Persönlichkeitsentwicklung und Wortschatzarbeit
Die Sprachkompetenz steht in direkter Beziehung zu den sogenannten Selbstkompetenzen, sprich Kompetenzen, die uns als Mensch formen und reifen lassen. In dem Münchner Hochbegabungsmodell nach Heller werden diese als „Nicht-kognitive Persönlichkeitsfaktoren“ bezeichnet (zitiert aus: Kruse-Heine und Künne (2013): Sprache-Beziehung-Selbstkompetenz. Hrsg: Niedersächsisches Institut für frühkindliche Bildung und Entwicklung) So gilt Ingeborg Bachmanns Aussage nicht nur für die fachlichen Herausforderungen unseres Alltags, sondern auch für die emotionalen Hürden unseres Lebens, die uns vermutlich nachhaltiger formen als die genomischen Formeln in der Mathematik. Können zum Beispiel Gefühle gut beschrieben und verständlich dargelegt werden, hilft das auf der einen Seite der Person selbst, sich zu verstehen und kann zur besseren Selbstregulierung mit Bezug auf Dinge führen, die ihr guttun. Auf der anderen Seite hilft es Außenstehenden, die Bedürfnisse des anderen eingruppieren und besser reagieren zu können. Aber auch mit Blick auf die Zukunftsplanung von jungen Menschen, zum Beispiel mit Blick auf die berufliche Planung nach der Schulzeit, ist ein gut ausgebildeter Wortschatz eine große Stütze. Ohne verbalisieren zu können, was genau einem Spaß macht, gut gelingt oder einen interessiert, ist es häufig mühsam, die richtige berufliche/fachliche Richtung herauszufinden. In Berufsberatungsgesprächen kann viel besser auf den Menschen reagiert werden, der sich erstens gut kennt und zweitens sein Wissen über sich selbst auch äußern kann (vgl. ebd.)

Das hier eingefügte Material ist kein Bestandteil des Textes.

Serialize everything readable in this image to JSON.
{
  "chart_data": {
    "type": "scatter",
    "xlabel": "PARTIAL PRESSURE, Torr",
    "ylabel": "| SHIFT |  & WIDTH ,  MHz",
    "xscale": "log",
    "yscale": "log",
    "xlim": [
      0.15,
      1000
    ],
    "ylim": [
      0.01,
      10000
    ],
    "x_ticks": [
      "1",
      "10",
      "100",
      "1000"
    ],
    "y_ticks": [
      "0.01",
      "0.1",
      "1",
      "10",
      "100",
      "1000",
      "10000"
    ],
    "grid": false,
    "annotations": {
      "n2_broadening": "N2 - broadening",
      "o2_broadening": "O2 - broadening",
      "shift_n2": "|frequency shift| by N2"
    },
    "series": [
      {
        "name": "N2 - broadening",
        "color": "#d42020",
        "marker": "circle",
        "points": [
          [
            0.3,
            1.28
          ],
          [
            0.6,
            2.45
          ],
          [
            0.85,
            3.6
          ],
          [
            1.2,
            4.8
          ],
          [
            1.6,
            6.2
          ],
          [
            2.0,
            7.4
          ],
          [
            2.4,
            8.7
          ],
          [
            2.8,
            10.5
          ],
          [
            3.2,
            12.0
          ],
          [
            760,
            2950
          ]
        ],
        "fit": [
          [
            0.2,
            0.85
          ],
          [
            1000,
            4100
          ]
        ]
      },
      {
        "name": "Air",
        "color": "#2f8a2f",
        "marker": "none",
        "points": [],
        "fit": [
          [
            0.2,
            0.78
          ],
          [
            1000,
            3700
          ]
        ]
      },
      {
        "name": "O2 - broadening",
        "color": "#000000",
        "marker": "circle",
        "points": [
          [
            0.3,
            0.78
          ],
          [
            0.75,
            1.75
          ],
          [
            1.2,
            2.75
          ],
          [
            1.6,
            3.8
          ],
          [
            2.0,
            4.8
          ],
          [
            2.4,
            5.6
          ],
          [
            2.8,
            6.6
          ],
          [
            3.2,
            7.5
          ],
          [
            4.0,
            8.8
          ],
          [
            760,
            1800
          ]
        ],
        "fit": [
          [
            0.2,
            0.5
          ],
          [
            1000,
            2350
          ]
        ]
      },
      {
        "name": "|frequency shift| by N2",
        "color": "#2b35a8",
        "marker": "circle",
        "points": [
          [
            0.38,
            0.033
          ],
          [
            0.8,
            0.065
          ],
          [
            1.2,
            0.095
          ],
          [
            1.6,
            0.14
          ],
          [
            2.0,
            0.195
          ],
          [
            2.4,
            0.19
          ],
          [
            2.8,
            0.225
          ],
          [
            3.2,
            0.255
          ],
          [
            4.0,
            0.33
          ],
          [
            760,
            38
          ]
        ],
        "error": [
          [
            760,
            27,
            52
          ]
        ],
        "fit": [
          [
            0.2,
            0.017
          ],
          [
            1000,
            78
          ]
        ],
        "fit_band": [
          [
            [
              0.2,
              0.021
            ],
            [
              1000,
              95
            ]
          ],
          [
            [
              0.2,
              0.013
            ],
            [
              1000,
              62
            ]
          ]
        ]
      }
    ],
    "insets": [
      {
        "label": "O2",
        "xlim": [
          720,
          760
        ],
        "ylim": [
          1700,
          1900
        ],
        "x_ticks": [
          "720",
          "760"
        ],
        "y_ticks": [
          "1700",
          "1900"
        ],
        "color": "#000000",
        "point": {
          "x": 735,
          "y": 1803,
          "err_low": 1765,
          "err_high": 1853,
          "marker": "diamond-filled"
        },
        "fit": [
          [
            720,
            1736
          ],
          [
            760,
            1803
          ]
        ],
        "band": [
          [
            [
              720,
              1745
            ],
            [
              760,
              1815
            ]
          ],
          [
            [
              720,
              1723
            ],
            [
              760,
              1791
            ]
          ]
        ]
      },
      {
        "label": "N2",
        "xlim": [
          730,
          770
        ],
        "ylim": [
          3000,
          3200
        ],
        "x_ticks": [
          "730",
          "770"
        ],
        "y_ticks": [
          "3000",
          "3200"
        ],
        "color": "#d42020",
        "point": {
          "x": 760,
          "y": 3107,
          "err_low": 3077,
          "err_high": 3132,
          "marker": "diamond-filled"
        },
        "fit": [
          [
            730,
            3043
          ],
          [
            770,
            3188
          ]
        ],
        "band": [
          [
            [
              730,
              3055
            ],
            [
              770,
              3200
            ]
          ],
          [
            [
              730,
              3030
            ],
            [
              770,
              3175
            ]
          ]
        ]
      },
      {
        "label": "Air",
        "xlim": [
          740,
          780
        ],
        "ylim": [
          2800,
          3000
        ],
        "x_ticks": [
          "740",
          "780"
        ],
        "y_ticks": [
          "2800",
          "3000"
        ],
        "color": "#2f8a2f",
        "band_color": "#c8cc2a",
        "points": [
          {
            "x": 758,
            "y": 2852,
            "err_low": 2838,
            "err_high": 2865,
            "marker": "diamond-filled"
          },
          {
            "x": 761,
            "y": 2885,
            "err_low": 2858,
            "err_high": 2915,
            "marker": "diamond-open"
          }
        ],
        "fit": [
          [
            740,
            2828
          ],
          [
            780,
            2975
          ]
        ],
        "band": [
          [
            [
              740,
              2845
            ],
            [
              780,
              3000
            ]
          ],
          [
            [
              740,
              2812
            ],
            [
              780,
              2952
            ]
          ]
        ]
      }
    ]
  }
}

Münchner Hochbegabungsmodell nach Heller
Das Karteikartensystem von „die hauslehrer“ – eine kurze Einführung
Für Wortschatzarbeit jeglicher Art gilt, dass ein paralleles Arbeiten mit dem Karteikartensystem von „die hauslehrer“ ein langfristiges Merken der Begriffe garantiert. Auch bei Karteikartensystemen gibt es bessere und weniger effektive Systeme. Da dieser Blogeintrag sich nicht primär dem Karteikartensystem an sich widmen möchte, werden nur kurz die wichtigsten Stützen eines funktionierenden Karteikastensystems (von „die hauslehrer“) dargelegt:
- Das System sollte ein selbsterstelltes äußeres Erinnerungssystem für das Lernen von Wortschatz darstellen – und zwar so genau wie möglich, sprich mit genau vorgegebenem Datum. Diese Zeitvorgaben helfen, uns tatsächlich die Zeit zum Lernen zu nehmen, denn das Datum steht da und das Ignorieren des Datums wäre ein aktiver Akt des Wegschauens, den man schwerer vor sich rechtfertigen kann, als wenn die Vorgabe bloß „im Laufe der Woche“ hieße.
- Die Vokabeln sollten regelmäßig wiederholt werden, z.B. in aufeinander aufbauenden Abständen von einem Tag – zwei Tagen– vier Tagen – einer Woche – zwei Wochen – einem Monat – sechs Monaten. Erst nach sechs Monaten sind die Worte fest im Langzeitgedächtnis verankert.
- Wortschatz sollte stets auch schriftlich geübt werden.
- Wird die Vokabel einer Karteikarte vergessen, muss diese wieder in die erste Kategorie gelegt werden (hier: ein Tag), damit sie doch noch den Weg in das Langzeitgedächtnis findet.